If you have tattoos or permanent makeup, ask whether it might affect your MRI. Some of the darker inks contain metal.

Before you schedule an MRI, tell your doctor if you think you're pregnant. The effects of magnetic fields on an unborn baby aren't well understood. An alternative exam may be recommended, or the MRI may be postponed. Also tell your doctor if you're breastfeeding, especially if you're to receive contrast material during the procedure.

It's also important to discuss kidney or liver problems with your doctor and the technologist, because problems with these organs might limit the use of injected contrast agents during your MRI scan.

How you prepare

Before an MRI exam, eat as you would normally and continue to take your usual medicines, unless you're told otherwise. You will typically be asked to change into a gown and to remove things that might affect the magnetic imaging, such as:

  • Jewelry.
  • Hairpins.
  • Eyeglasses.
  • Watches.
  • Wigs.
  • Dentures.
  • Hearing aids.
  • Underwire bras.
  • Cosmetics that contain metal particles.

What you can expect

During the test

The MRI machine looks like a long narrow tube that is open on both ends. You lie down on a movable table that slides into the opening of the tube. A technologist monitors you from another room. You can talk with the technologist by microphone.
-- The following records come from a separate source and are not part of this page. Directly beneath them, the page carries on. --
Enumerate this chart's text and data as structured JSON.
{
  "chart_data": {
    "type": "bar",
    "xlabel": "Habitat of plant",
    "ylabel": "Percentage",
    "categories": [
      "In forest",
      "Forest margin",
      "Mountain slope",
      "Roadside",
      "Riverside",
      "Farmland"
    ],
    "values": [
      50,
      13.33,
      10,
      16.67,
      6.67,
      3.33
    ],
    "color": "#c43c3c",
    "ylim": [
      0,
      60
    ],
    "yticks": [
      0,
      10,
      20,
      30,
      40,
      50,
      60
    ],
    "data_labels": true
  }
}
If you have a fear of enclosed spaces, called claustrophobia, you might receive a drug to help you feel sleepy and less anxious. Most people get through the exam without difficulty.

The MRI machine creates a strong magnetic field around you, and radio waves are directed at your body. The procedure is painless. You don't feel the magnetic field or radio waves, and there are no moving parts around you.

During the MRI scan, the internal part of the magnet produces repetitive tapping, thumping and other noises. Wearing earplugs or having music playing can help block the noise.

In some cases, a contrast material, typically gadolinium, will be injected through an intravenous (IV) line into a vein in a hand or arm. The contrast material helps make certain details clearer. Gadolinium rarely causes allergic reactions.

An MRI exam can last anywhere from 15 minutes to more than an hour. You must hold still because movement can blur the images.

During a functional MRI exam, you might be asked to perform a few small tasks — such as tapping your thumb against your fingers, rubbing a block of sandpaper or answering simple questions. This helps pinpoint the portions of your brain that control these actions.

After the test

If you haven't been sedated, you can resume your usual activities immediately after the scan.


A doctor specially trained to interpret MRI scans, called a radiologist, will look over the images from your scan and report the findings to your doctor. Your doctor will discuss important findings and next steps with you.